Today is Wednesday, Jan. 4, the fourth day of 2017. There are 361 days left in the year.


Today is Wednesday, Jan. 4, the fourth day of 2017. There are 361 days left in the year.

ASSOCIATED PRESS

On this date in:

1896: Utah is admitted as the 45th state.

1935: President Franklin D. Roosevelt, in his State of the Union address, calls for legislation to provide assistance for the jobless, elderly, impoverished children and the handicapped.

1965: President Lyndon B. Johnson delivers his State of the Union address in which he outlines the goals of his “Great Society.”

1974: President Richard Nixon refuses to hand over tape recordings and documents subpoenaed by the Senate Watergate Committee.

1995: The 104th Congress convenes, the first entirely under Republican control since the Eisenhower era.

2007: Nancy Pelosi is elected the first female speaker of the House as Democrats take control of Congress.

2012:Defying Republican lawmakers, President Barack Obama barrels past the Senate by using a recess appointment to name Ohioan Richard Cordray the first director of the Consumer Financial Protection Bureau.

2016: Workers return to their offices at the San Bernardino, Calif., campus where 14 people were killed in a December 2015 terror attack carried out by county restaurant inspector Sayed Farook and his wife.

VINDICATOR FILES

1992: Donald Rex, chairman of the Girard City Council Finance Committee, says the city should consider a police and fire levy to cover future costs, including 4 percent pay raises agreed to for each of the next three years for 16 police officers and four dispatchers.

General Motors unveils its Ultralite, an experimental car that can achieve 100 mph and 100 mpg.
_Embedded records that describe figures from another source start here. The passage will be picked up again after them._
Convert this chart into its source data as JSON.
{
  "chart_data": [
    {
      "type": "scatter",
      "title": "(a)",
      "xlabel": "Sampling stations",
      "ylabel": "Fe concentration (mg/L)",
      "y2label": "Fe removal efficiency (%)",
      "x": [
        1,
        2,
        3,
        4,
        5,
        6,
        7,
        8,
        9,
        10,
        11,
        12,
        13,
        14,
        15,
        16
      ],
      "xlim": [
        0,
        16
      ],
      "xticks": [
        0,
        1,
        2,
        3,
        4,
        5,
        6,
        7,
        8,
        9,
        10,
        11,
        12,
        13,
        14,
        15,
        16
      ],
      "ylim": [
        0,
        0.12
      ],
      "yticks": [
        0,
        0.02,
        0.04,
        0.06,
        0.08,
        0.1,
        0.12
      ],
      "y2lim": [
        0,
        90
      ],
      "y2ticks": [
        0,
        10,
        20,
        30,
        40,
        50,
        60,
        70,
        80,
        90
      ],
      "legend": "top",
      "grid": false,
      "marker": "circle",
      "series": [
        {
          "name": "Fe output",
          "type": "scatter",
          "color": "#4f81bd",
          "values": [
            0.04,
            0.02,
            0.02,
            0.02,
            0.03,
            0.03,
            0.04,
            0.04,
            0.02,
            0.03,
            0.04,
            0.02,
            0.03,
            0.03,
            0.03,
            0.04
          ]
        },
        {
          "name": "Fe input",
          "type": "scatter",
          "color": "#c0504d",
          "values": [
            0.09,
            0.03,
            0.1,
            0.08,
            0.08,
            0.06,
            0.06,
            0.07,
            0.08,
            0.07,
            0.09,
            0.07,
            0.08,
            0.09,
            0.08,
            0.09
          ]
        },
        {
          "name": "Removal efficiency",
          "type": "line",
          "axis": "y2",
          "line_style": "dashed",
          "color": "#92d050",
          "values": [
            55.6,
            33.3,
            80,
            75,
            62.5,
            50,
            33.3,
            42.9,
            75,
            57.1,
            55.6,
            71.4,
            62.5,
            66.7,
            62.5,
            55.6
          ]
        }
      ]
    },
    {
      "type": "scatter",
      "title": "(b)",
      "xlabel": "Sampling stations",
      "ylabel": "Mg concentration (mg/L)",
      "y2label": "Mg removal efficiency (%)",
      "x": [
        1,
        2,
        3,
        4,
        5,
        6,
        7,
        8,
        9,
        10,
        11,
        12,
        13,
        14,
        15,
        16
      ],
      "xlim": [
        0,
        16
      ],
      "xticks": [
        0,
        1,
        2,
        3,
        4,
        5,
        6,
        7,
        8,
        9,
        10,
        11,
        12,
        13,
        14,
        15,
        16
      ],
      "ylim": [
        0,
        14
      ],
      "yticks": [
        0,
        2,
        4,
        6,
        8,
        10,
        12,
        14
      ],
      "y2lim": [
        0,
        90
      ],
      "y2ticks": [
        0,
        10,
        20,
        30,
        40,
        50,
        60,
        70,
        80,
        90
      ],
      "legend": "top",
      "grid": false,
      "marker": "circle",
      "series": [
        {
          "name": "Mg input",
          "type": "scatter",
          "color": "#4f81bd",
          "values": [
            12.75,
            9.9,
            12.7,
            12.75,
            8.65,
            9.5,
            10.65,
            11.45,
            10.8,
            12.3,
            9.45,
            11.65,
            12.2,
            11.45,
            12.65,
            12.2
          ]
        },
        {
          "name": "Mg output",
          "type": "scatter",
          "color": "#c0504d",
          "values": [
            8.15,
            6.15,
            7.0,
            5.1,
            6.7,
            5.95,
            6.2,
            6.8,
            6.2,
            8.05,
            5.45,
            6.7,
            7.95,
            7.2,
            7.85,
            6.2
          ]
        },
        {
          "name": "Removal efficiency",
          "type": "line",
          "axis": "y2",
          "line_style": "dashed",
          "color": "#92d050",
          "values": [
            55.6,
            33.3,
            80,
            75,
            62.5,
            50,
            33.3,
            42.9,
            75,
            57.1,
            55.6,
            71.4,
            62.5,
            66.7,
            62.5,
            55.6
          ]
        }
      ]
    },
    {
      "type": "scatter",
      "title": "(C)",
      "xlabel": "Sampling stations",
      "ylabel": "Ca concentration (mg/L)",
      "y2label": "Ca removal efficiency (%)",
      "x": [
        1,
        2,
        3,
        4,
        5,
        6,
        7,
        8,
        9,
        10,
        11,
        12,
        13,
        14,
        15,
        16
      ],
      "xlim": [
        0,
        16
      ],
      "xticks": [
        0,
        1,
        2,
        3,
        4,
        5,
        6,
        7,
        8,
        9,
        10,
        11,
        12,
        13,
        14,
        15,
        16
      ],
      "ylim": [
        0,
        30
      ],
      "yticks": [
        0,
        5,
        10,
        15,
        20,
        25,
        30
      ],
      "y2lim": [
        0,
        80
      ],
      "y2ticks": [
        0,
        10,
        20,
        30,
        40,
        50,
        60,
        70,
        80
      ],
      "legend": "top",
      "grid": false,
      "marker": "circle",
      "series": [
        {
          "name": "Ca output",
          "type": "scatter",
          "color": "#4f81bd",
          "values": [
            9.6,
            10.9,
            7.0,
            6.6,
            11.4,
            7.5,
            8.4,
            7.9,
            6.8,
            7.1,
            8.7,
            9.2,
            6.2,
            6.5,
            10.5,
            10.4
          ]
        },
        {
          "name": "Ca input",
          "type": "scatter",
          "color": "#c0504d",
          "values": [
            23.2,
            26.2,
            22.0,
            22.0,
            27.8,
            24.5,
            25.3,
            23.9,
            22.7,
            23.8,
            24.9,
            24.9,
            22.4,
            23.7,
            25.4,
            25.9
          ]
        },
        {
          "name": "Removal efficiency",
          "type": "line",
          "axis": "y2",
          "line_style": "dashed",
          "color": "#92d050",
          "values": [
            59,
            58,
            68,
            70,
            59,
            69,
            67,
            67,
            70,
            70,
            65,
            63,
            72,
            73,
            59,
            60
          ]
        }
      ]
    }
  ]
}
But it’s too expensive to produce, with its carbon fiber body costing $40 a pound, compared with 35 cents per pound for steel.
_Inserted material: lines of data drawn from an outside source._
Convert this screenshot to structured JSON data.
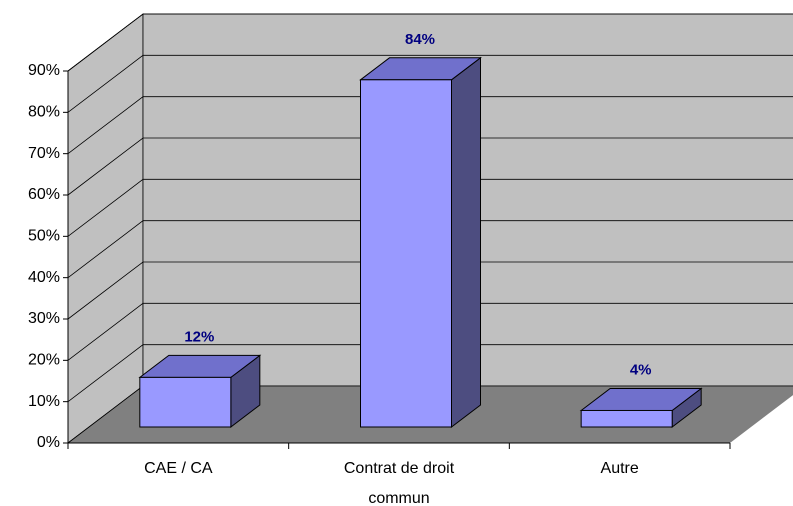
{
  "chart_data": {
    "type": "bar3d",
    "categories": [
      "CAE / CA",
      "Contrat de droit commun",
      "Autre"
    ],
    "values": [
      12,
      84,
      4
    ],
    "value_labels": [
      "12%",
      "84%",
      "4%"
    ],
    "color": "#9999ff",
    "ylim": [
      0,
      90
    ],
    "yticks": [
      {
        "value": 0,
        "label": "0%"
      },
      {
        "value": 10,
        "label": "10%"
      },
      {
        "value": 20,
        "label": "20%"
      },
      {
        "value": 30,
        "label": "30%"
      },
      {
        "value": 40,
        "label": "40%"
      },
      {
        "value": 50,
        "label": "50%"
      },
      {
        "value": 60,
        "label": "60%"
      },
      {
        "value": 70,
        "label": "70%"
      },
      {
        "value": 80,
        "label": "80%"
      },
      {
        "value": 90,
        "label": "90%"
      }
    ],
    "grid": true
  }
}
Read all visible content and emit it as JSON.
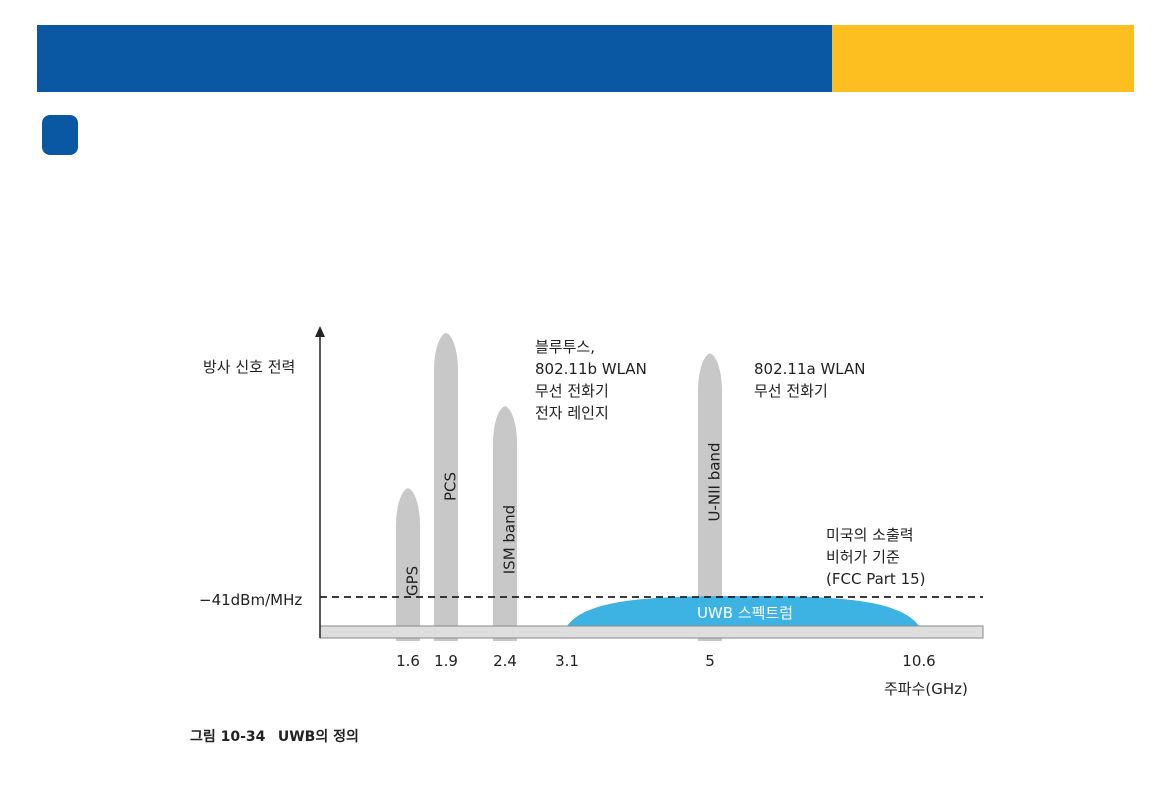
{
  "header": {
    "blue_color": "#0a57a3",
    "yellow_color": "#fdbe20",
    "badge_color": "#0a57a3"
  },
  "diagram": {
    "y_axis_label": "방사 신호 전력",
    "x_axis_label": "주파수(GHz)",
    "threshold_label": "−41dBm/MHz",
    "ticks": [
      {
        "label": "1.6",
        "ghz": 1.6
      },
      {
        "label": "1.9",
        "ghz": 1.9
      },
      {
        "label": "2.4",
        "ghz": 2.4
      },
      {
        "label": "3.1",
        "ghz": 3.1
      },
      {
        "label": "5",
        "ghz": 5
      },
      {
        "label": "10.6",
        "ghz": 10.6
      }
    ],
    "bands": [
      {
        "name": "GPS",
        "ghz": 1.6,
        "level": 0.47
      },
      {
        "name": "PCS",
        "ghz": 1.9,
        "level": 1.0
      },
      {
        "name": "ISM band",
        "ghz": 2.4,
        "level": 0.75
      },
      {
        "name": "U-NII band",
        "ghz": 5,
        "level": 0.93
      }
    ],
    "uwb": {
      "label": "UWB 스펙트럼",
      "start_ghz": 3.1,
      "end_ghz": 10.6,
      "color": "#3db3e3"
    },
    "band_color": "#c8c8c8",
    "annotations": {
      "bluetooth": [
        "블루투스,",
        "802.11b WLAN",
        "무선 전화기",
        "전자 레인지"
      ],
      "wlan_a": [
        "802.11a WLAN",
        "무선 전화기"
      ],
      "fcc": [
        "미국의 소출력",
        "비허가 기준",
        "(FCC Part 15)"
      ]
    }
  },
  "caption": {
    "number": "그림 10-34",
    "title": "UWB의 정의"
  }
}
Mahoning County’s new sheriff, Edward P. Nemeth, says a lack of funds means he cannot take over the Youngstown city jail or open a minimum security jail as planned.

1977: GF Business Equipment Inc. expects to begin initial production in a Gallatin, Tenn., plant by July, producing lateral and vertical files now made in Youngstown, shareholders are told.

Mahoning County commissioners vote to purchase the main Youngstown Post Office Building on Front Street for $1 should it be made available after the new post office goes into operation.

With virtually a full load of passengers booked, United Airlines launches its new one-stop Youngstown-Akron-Florida service. The plane will make stops in Tampa and Miami.

1967: Warren P. Williamson Jr., a 27-year member of the Youngstown Board of Education, is re-elected president for the 18th year. Dr. Earl Young, who has served on the board for 25 years, is vice president.

A $1 million federal grant is approved toward a $3.5 million health and physical education building for Youngstown University.

The Rev. Colbert S. Cartwright, pastor of Central Christian Church and chairman of the Youngstown Human Relations Commission, says there is “a pattern of racial discrimination in housing in the Youngstown area.”

1942: Youngstown district civilian airplane pilots are organized into a Civil Air Patrol to guard the Meander Reservoir and natural gas lines to the Ravenna Arsenal.

Harry Middleton, the man who controlled Mahoning County’s biggest “faucet” for 25 years, regulating the flow of the Mahoning River, has retired to a little home near the scene of his life’s work.

“Arsenic and Old Lace,” a current Broadway success, is the play Mrs. Robert Coffey will review for the Book Lovers’ Club at the YWCA.